Ronald Samia Lising is a Filipino international lawn bowler.

==Bowls career==
In 2005, Lising won the gold medal in the singles event at the 2005 Southeast Asian Games in Angeles City.

He won a fours bronze medal (with Christopher Dagpin, Angelo Morales and Leo Carreon) at the 2009 Asia Pacific Bowls Championships, held in Kuala Lumpur.

In 2017, he won a gold medal in the fours at the Lawn bowls at the 2017 Southeast Asian Games, his fours team consisted of Leo Carreon, Curte Robert Guarin and Emmanuel Portacio.

Lising was selected as part of the five man team by the Philippines for the 2020 World Outdoor Bowls Championship, which was due to be held in the Gold Coast, Australia.

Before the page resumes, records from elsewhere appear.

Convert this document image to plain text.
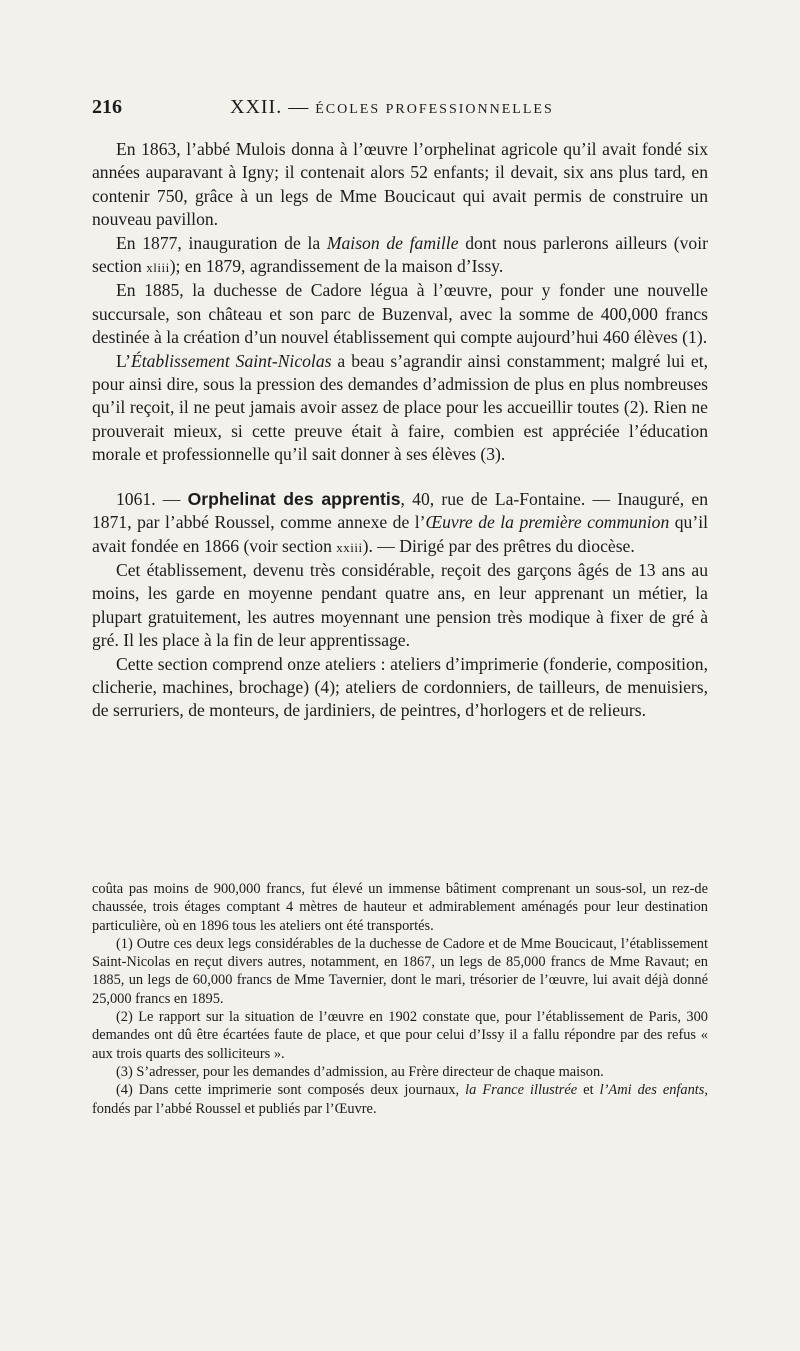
216	XXII. — ÉCOLES PROFESSIONNELLES

En 1863, l’abbé Mulois donna à l’œuvre l’orphelinat agricole qu’il avait fondé six années auparavant à Igny; il contenait alors 52 enfants; il devait, six ans plus tard, en contenir 750, grâce à un legs de Mme Boucicaut qui avait permis de construire un nouveau pavillon.

En 1877, inauguration de la Maison de famille dont nous parlerons ailleurs (voir section xliii); en 1879, agrandissement de la maison d’Issy.

En 1885, la duchesse de Cadore légua à l’œuvre, pour y fonder une nouvelle succursale, son château et son parc de Buzenval, avec la somme de 400,000 francs destinée à la création d’un nouvel établissement qui compte aujourd’hui 460 élèves (1).

L’Établissement Saint-Nicolas a beau s’agrandir ainsi constamment; malgré lui et, pour ainsi dire, sous la pression des demandes d’admission de plus en plus nombreuses qu’il reçoit, il ne peut jamais avoir assez de place pour les accueillir toutes (2). Rien ne prouverait mieux, si cette preuve était à faire, combien est appréciée l’éducation morale et professionnelle qu’il sait donner à ses élèves (3).

1061. — Orphelinat des apprentis, 40, rue de La-Fontaine. — Inauguré, en 1871, par l’abbé Roussel, comme annexe de l’Œuvre de la première communion qu’il avait fondée en 1866 (voir section xxiii). — Dirigé par des prêtres du diocèse.

Cet établissement, devenu très considérable, reçoit des garçons âgés de 13 ans au moins, les garde en moyenne pendant quatre ans, en leur apprenant un métier, la plupart gratuitement, les autres moyennant une pension très modique à fixer de gré à gré. Il les place à la fin de leur apprentissage.

Cette section comprend onze ateliers : ateliers d’imprimerie (fonderie, composition, clicherie, machines, brochage) (4); ateliers de cordonniers, de tailleurs, de menuisiers, de serruriers, de monteurs, de jardiniers, de peintres, d’horlogers et de relieurs.

coûta pas moins de 900,000 francs, fut élevé un immense bâtiment comprenant un sous-sol, un rez-de chaussée, trois étages comptant 4 mètres de hauteur et admirablement aménagés pour leur destination particulière, où en 1896 tous les ateliers ont été transportés.

(1) Outre ces deux legs considérables de la duchesse de Cadore et de Mme Boucicaut, l’établissement Saint-Nicolas en reçut divers autres, notamment, en 1867, un legs de 85,000 francs de Mme Ravaut; en 1885, un legs de 60,000 francs de Mme Tavernier, dont le mari, trésorier de l’œuvre, lui avait déjà donné 25,000 francs en 1895.

(2) Le rapport sur la situation de l’œuvre en 1902 constate que, pour l’établissement de Paris, 300 demandes ont dû être écartées faute de place, et que pour celui d’Issy il a fallu répondre par des refus « aux trois quarts des solliciteurs ».

(3) S’adresser, pour les demandes d’admission, au Frère directeur de chaque maison.

(4) Dans cette imprimerie sont composés deux journaux, la France illustrée et l’Ami des enfants, fondés par l’abbé Roussel et publiés par l’Œuvre.
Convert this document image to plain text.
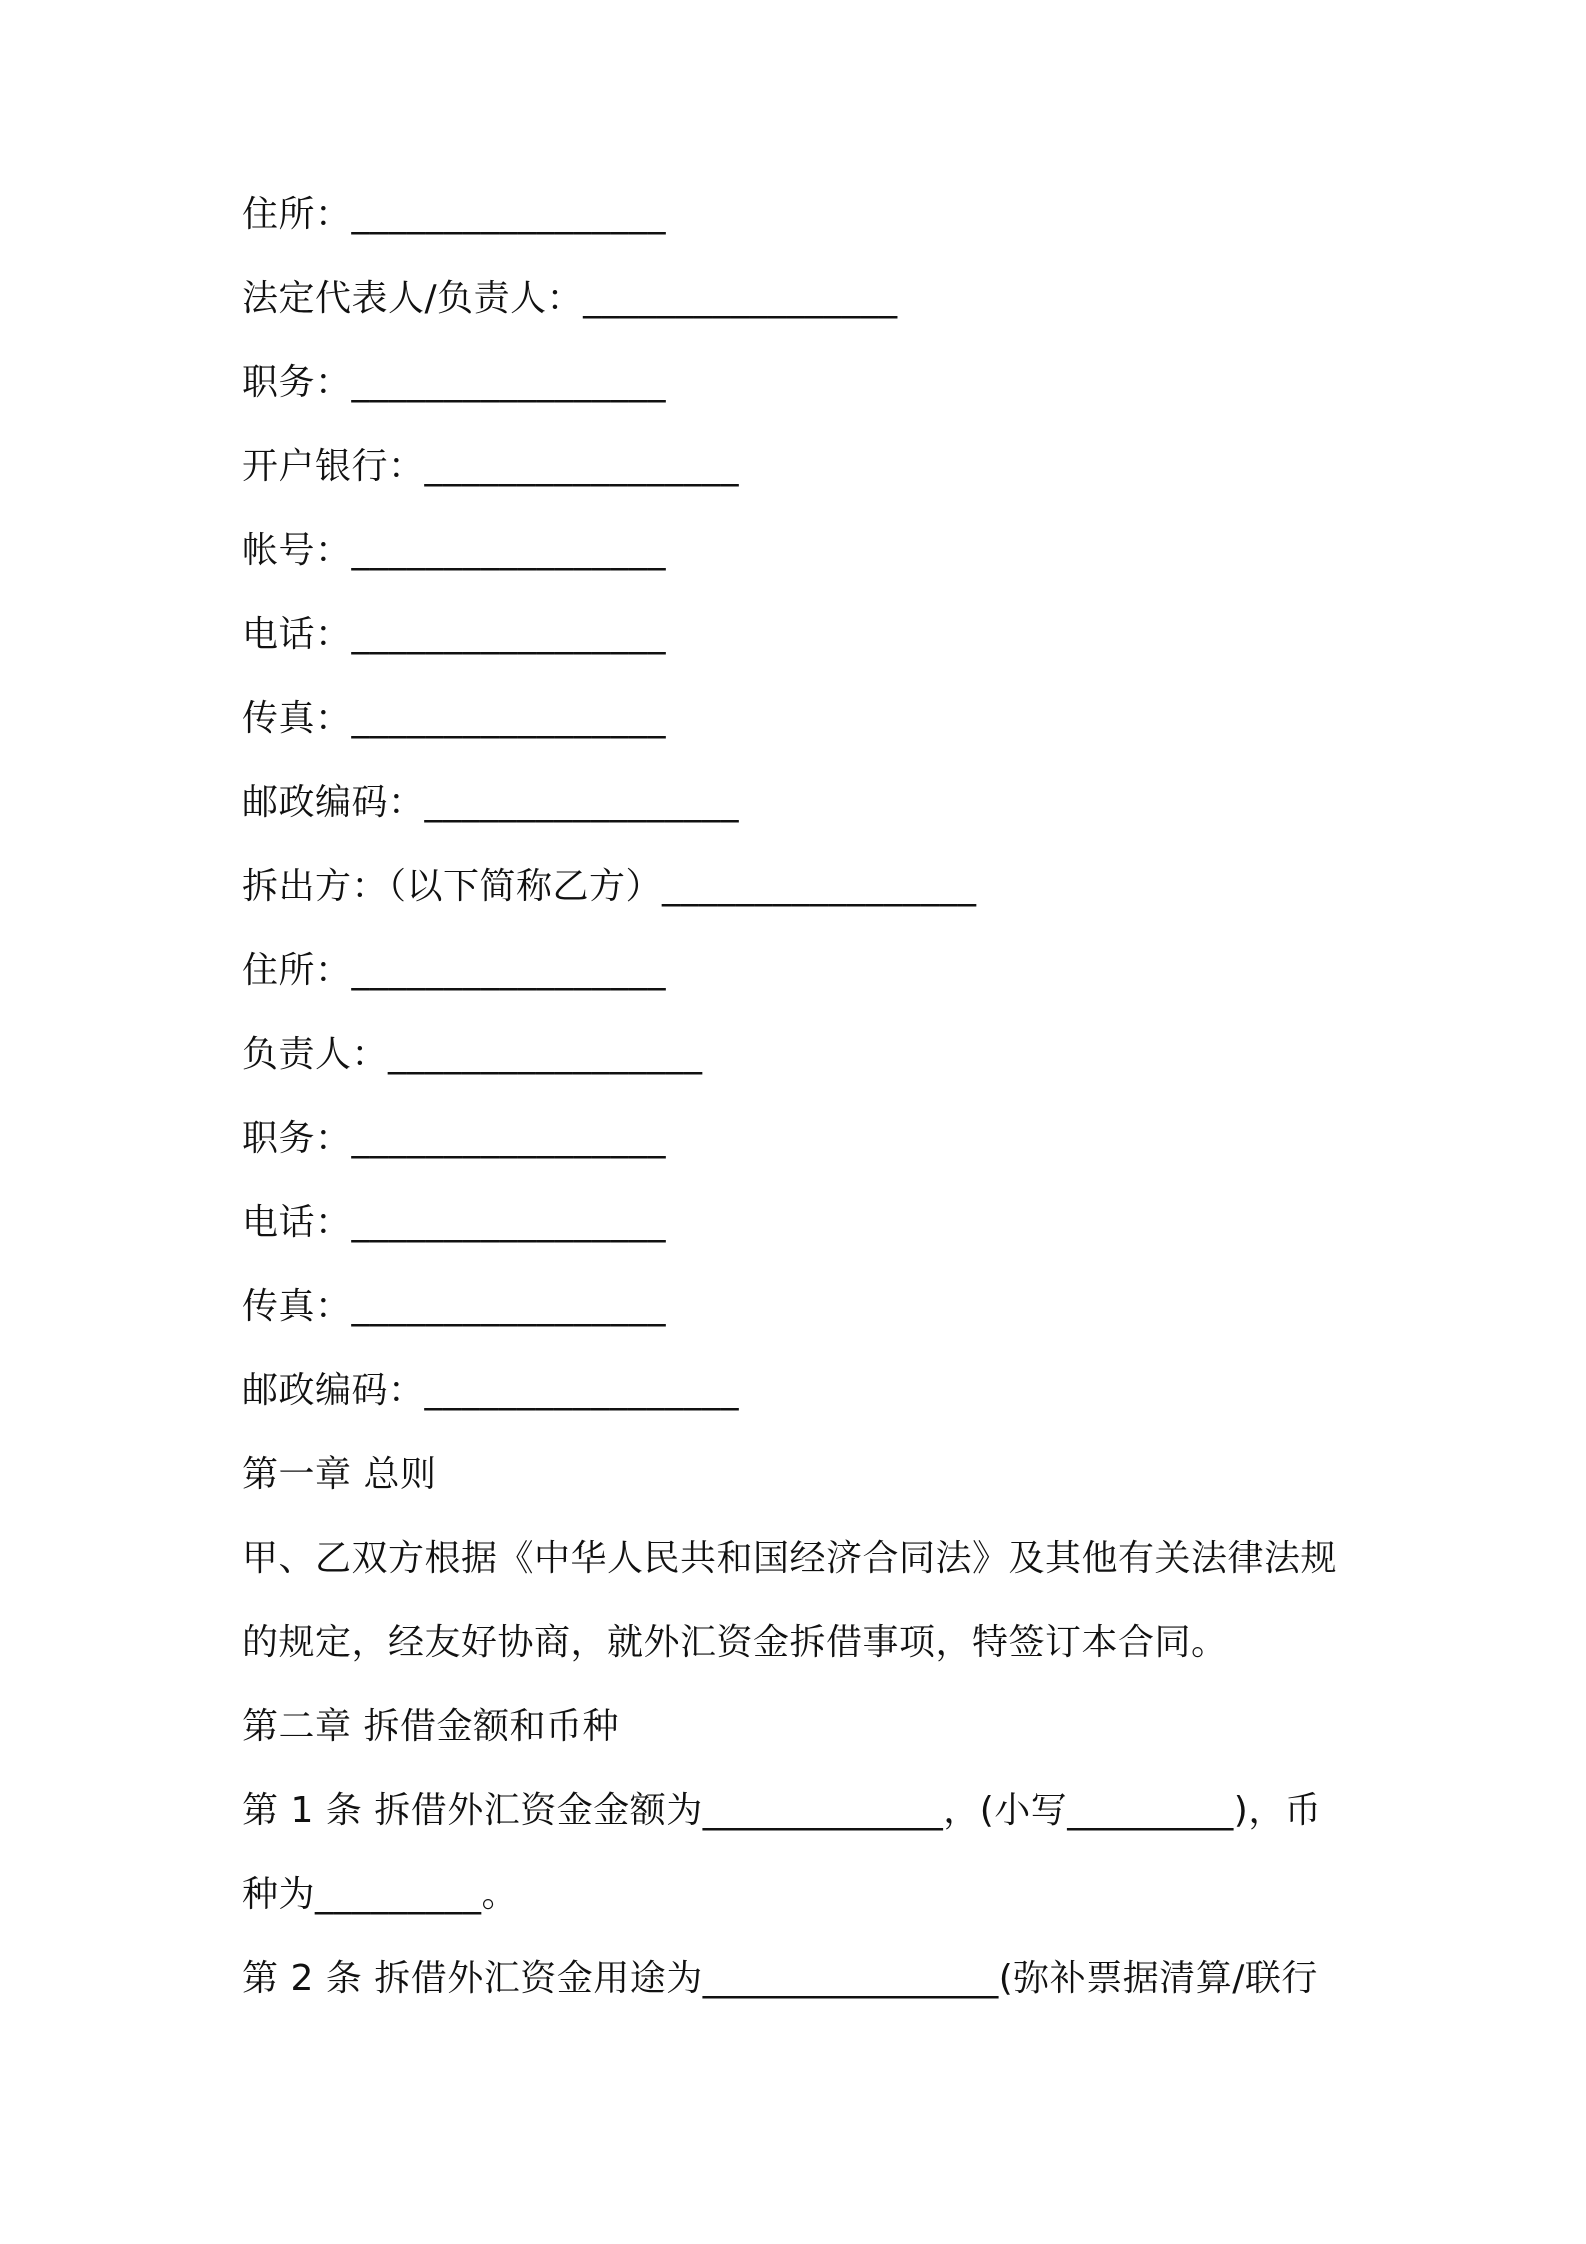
住所：_________________
法定代表人/负责人：_________________
职务：_________________
开户银行：_________________
帐号：_________________
电话：_________________
传真：_________________
邮政编码：_________________
拆出方：（以下简称乙方）_________________
住所：_________________
负责人：_________________
职务：_________________
电话：_________________
传真：_________________
邮政编码：_________________
第一章 总则
甲、乙双方根据《中华人民共和国经济合同法》及其他有关法律法规
的规定，经友好协商，就外汇资金拆借事项，特签订本合同。
第二章 拆借金额和币种
第 1 条 拆借外汇资金金额为_____________，(小写_________)，币
种为_________。
第 2 条 拆借外汇资金用途为________________(弥补票据清算/联行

In 2023, he won the triples gold medal (with Carreon and Hommer Mercado) at the 14th Asian Lawn Bowls Championship in Kuala Lumpur. Later in 2023, he was selected as part of the team to represent the Philippines at the 2023 World Outdoor Bowls Championship. He participated in the men's triples and the men's fours events.